Une équipe française a réussi à recréer l'ensemble d'un épiderme, la couche superficielle de la peau, à partir de cellules souches embryonnaires humaines, une première qui pourrait trouver une application rapide dans le traitement des grands brûlés.

Depuis plusieurs années, les médecins utilisent la thérapie cellulaire pour soigner les grands brûlés : ils reconstituent de la peau à partir d'un petit échantillon prélevé chez le patient lui-même. Le problème vient du délai nécessaire à la culture d'une surface suffisante d'épiderme (trois semaines), pendant lequel le brûlé est sans protection, avec des risques d'infection, de déshydratation... Des techniques ont été développées pour combler ce délai d'attente, mais elles sont loin d'être optimales.

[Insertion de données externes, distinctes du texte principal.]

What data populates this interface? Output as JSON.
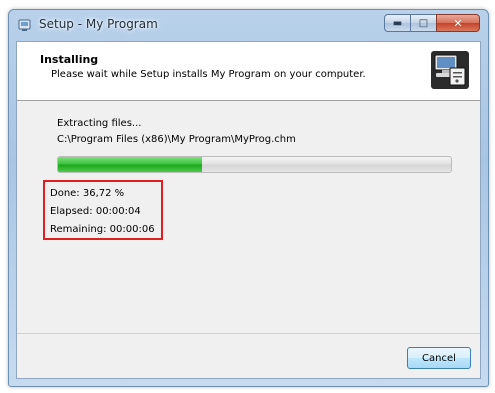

C'est cette période que ciblent les travaux de l'équipe dirigée par Marc Peschanski (Institut I-Stem), publiés dans la revue The Lancet datée de samedi, a expliqué le chercheur à l'AFP.

La première étape a été d'obtenir des cellules de la peau (kératinocytes) à partir de cellules souches embryonnaires humaines, à la fois capables de se différencier en tous types de cellules humaines et de se reproduire indéfiniment.

A partir de ces kératinocytes, ils ont ensuite réussi à reconstruire «in vitro» un épiderme avec ses différentes couches, y compris la couche cornée, la plus superficielle. Une étude menée en collaboration avec une société de biotechnologie spécialisée dans la peau a permis de vérifier «que c'était un épiderme parfaitement normal».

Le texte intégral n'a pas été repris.